I once spent a day debugging some data that came from an English doc written by someone in Japan that had been pasted into a system and caused problems. Turned out to be an en-dash issue that was basically invisible to the eye. No love for en-dash!
Compiler error while working on some ObjC. Nothing obviously wrong. Copy-pasted the line, same thing on the copy. Typed it out again, no issue with the re-typed version. Put the error version and the ok version next to each other, apparently identical.
I ended up discovering I'd accidentally lent on the option key while pressing the "-"; Monospace font, Xcode, m-dash and minus looked identical.
Em dashes used as parenthetical dividers, and en dashes when used as word joiners, are usually set continuous with the text. However, such a dash can optionally be surrounded with a hair space, U+200A, or thin space, U+2009 or HTML named entities   and   These spaces are much thinner than a normal space (except in a monospaced (non-proportional) font), with the hair space in particular being the thinnest of horizontal whitespace characters.
1. (letterpress typography) A piece of metal type used to create the narrowest space.
2. (typography, US) The narrowest space appearing between letters and punctuation.
Now I'd like to see how the metal type looks like, but ehm... it's difficult googling it.
Also a whole collection of space types and what they're called in other languages.
In German you use en-dashes with spaces, whereas in English it’s em-dashes without spaces. Some people dislike em-dashes in English though and use en-dashes with spaces as well.
In English, typically em-dashes are set without spaces or with thin spaces when used to separate appositives/parentheticals (though that style isn't universal even in professional print, there are places that aet them open, and en-dashes set open can also be used in this role); when representating an interruption, they generally have no space before but frequently have space following. And other uses have other patterns.
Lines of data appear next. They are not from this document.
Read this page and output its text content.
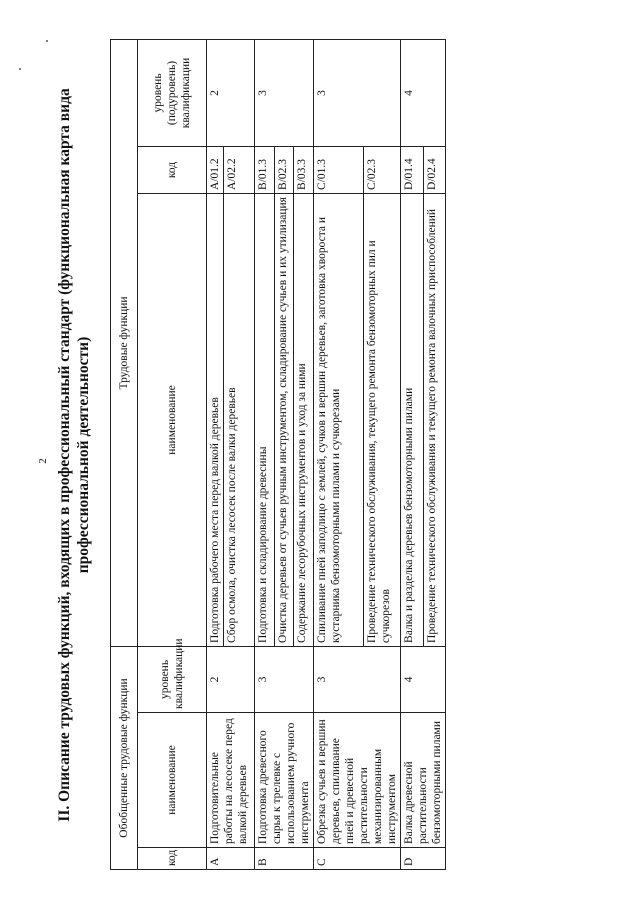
2 II. Описание трудовых функций, входящих в профессиональный стандарт (функциональная карта вида профессиональной деятельности)
Обобщенные трудовые функции			Трудовые функции		
код	наименование	уровень квалификации	наименование	код	уровень (подуровень) квалификации
A	Подготовительные работы на лесосеке перед валкой деревьев	2	Подготовка рабочего места перед валкой деревьев	A/01.2	2
			Сбор осмола, очистка лесосек после валки деревьев	A/02.2	
B	Подготовка древесного сырья к трелевке с использованием ручного инструмента	3	Подготовка и складирование древесины	B/01.3	3
			Очистка деревьев от сучьев ручным инструментом, складирование сучьев и их утилизация	B/02.3	
			Содержание лесорубочных инструментов и уход за ними	B/03.3	
C	Обрезка сучьев и вершин деревьев, спиливание пней и древесной растительности механизированным инструментом	3	Спиливание пней заподлицо с землей, сучков и вершин деревьев, заготовка хвороста и кустарника бензомоторными пилами и сучкорезами	C/01.3	3
			Проведение технического обслуживания, текущего ремонта бензомоторных пил и сучкорезов	C/02.3	
D	Валка древесной растительности бензомоторными пилами	4	Валка и разделка деревьев бензомоторными пилами	D/01.4	4
			Проведение технического обслуживания и текущего ремонта валочных приспособлений	D/02.4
In British English en-dashes with spaces is more common than em-dashes without spaces, I think, but I don't have any data for that, just a general impression.
Double hyphen is replaced in some software with an en-dash (and in those, a triple hyphen is often replaced with an em-dash), and in some with an em-dash; its usually used (other than as input to one of those pieces of software) in places where an em-dash would be appropriate, but in contexts where both an em-dash set closed and an en-dash set open might be used, it is often set open.
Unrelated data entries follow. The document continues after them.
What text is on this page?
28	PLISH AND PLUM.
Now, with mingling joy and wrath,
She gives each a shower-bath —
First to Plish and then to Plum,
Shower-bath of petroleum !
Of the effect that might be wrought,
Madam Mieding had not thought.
So, it’s not unambiguously s substitute for either is essentially its own punctuation mark used in ASCII-only environments with some influence from both the use of em-dashed and that of en-dashes in more formal environments.
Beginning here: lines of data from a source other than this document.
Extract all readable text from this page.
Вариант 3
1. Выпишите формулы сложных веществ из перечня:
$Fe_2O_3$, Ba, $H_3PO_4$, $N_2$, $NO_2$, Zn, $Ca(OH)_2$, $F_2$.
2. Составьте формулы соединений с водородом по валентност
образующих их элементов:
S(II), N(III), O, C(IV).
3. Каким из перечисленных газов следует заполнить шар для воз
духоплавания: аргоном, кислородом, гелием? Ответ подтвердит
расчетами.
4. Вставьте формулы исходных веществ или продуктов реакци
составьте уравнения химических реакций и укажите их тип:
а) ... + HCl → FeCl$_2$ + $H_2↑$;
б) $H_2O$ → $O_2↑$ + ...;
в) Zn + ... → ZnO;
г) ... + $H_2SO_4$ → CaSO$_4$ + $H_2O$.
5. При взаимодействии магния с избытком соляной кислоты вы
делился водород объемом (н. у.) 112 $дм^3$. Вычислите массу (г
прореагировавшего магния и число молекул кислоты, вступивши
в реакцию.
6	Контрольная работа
I have used a dash - like that for almost 20 years, 100% of the time I ought to use a semi-colon and about half of the time for commas - it let's me just keep talking about things, the comma is harder pause. I've recently started seriously writing at a literary level, and I have fallen in love with the em dash - it has a fantastic function within established professional writing, where it is used often - its why the AI uses it so much.
Apparently, it's not only em-dash that's distinctive. I've went through comments of the leader, and spot he also uses the backtick "’" instead of the apostrophe.
I added Opus 4.5 to my benchmark of 30 alternatives to your now-classic pelican-bicycle prompt (e.g., “Generate an SVG of a dragonfly balancing a chandelier”). Nine models are now represented:
I was about to say the same; suspiciously good, even. Feels like it's either memorised a bunch of SVG files, or has a search tool and is finding complete items off the web to include either in whole or in part.
Given that it also sometimes goes weird, I suspect it's more likely to be the former.
While the latter would be technically impressive, it's also the whole "this is just collage!" criticism that diffusion image generators faced from people that didn't understand diffusion image generators.